Out with the Old... and In with the New
29 May 2013
Posted by: Author: Michael Reifarth
Source: Michael Reifarth
The South African Revenue Service ("SARS”) has changed the format of the annual income tax return to be submitted by corporates by replacing the IT14 form with the ITR14 form. SARS has indicated that this change is part of SARS’ initiative to modernise corporate income tax.
The introduction of the new ITR14 form came into effect from 4 May 2013. This means that the last day for the completion and submission of the IT14 forms was 3 May 2013. In particular, any IT14 forms saved on eFiling which were not submitted by 3 May 2013 will no longer be supported and ITR14 forms will need to be requested online, completed and submitted. This applies to tax returns of corporates which are due for submission in the current year of assessment, as well as any arrear tax returns for previous years of assessment.
In contrast to the IT14 form which was issued to all categories of corporate taxpayers in the same format irrespective of the nature of the entity, the ITR14 is similar to the format of tax returns for individuals in that the ITR14 form is a customised return which is populated with different fields and questions according to the responses completed when filling in the tax return. The format of the tax return becomes more detailed in accordance with the status of the entity – i.e. based on whether or not the company is dormant, and whether the company is a share block company or body corporate, a micro business, a small business, or a medium to large business.
For smaller entities, the ITR14 form contains less questions and fields for completion in comparison to the IT14 form. In contrast, the compliance burden imposed on larger corporates may increase due to a number of additional fields for completion and questions being included in the ITR14. It is now possible for an ITR14 form for a large corporate to extend to 14 pages in length.

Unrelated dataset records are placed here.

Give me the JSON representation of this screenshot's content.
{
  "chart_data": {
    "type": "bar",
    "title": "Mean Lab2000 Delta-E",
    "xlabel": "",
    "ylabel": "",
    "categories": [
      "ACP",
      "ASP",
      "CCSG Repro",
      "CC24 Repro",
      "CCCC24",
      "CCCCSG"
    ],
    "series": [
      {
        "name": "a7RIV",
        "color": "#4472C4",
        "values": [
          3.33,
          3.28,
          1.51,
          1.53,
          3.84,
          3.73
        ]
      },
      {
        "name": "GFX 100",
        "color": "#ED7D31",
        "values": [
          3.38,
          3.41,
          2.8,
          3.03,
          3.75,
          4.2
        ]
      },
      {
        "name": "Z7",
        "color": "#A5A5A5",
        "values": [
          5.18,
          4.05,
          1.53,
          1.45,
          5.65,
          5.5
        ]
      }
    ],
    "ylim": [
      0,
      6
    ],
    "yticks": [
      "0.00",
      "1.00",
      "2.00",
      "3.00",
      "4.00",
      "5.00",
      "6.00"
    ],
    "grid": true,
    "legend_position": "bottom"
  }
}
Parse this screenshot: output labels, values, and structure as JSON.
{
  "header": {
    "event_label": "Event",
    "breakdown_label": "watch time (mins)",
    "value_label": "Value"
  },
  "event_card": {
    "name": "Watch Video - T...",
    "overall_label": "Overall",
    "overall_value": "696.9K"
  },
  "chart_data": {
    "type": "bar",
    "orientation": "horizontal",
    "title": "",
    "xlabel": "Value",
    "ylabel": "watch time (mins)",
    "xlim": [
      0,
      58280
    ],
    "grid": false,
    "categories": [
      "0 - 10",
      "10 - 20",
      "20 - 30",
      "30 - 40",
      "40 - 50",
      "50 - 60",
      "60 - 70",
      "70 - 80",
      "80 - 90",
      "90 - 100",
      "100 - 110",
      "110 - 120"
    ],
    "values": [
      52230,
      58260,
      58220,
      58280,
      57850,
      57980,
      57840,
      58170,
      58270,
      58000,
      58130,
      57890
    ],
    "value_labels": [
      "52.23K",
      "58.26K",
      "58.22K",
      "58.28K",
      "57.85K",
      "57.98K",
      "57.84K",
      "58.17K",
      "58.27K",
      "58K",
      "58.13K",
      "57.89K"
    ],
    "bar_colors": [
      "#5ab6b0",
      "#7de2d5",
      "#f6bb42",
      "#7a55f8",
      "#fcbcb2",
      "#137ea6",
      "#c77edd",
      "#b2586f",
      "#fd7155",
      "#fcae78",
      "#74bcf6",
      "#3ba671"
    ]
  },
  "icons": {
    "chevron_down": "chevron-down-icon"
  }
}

The ITR14 appears to have an increased focus on international tax aspects, transactions between connected persons as well as disclosure relating to investments made by corporates. The form also incorporates more recently introduced tax concepts such as contributed tax capital and the dividends tax, and has also been updated to incorporate transfer pricing legislation. In addition, entities may be required to disclose holding company structures and SARS has also indicated that it will be compulsory for certain entities to upload their Annual Financial Statements upon submission of the ITR14, along with certain schedules such as controlled foreign company returns (IT10 forms) and schedules for headquarter company elections.
The change to the new format of the ITR14 is likely to require significantly more attention and preparation and may entail an increase in the disclosure of the affairs of corporates for the current year of assessment and going forward, as well as in relation to past years of assessment if any tax returns are overdue. It is also often the case with the introduction of advanced forms that some system and initial teething problems are experienced which may cause delays. These factors should be borne in mind by those involved in preparing ITR14’s for corporates, in particular due to the provisions of the Tax Administration Act prescribing, inter alia, that the period of limitation for the issue of additional assessment by SARS is only limited in instances where the taxpayer has not made any misrepresentation and has disclosed all material facts. Taxpayers should also exercise caution when preparing and submitting the ITR14 form so as not to fall foul of the recently introduced provisions prescribing the imposition by SARS of the understatement penalty and non-compliance penalties.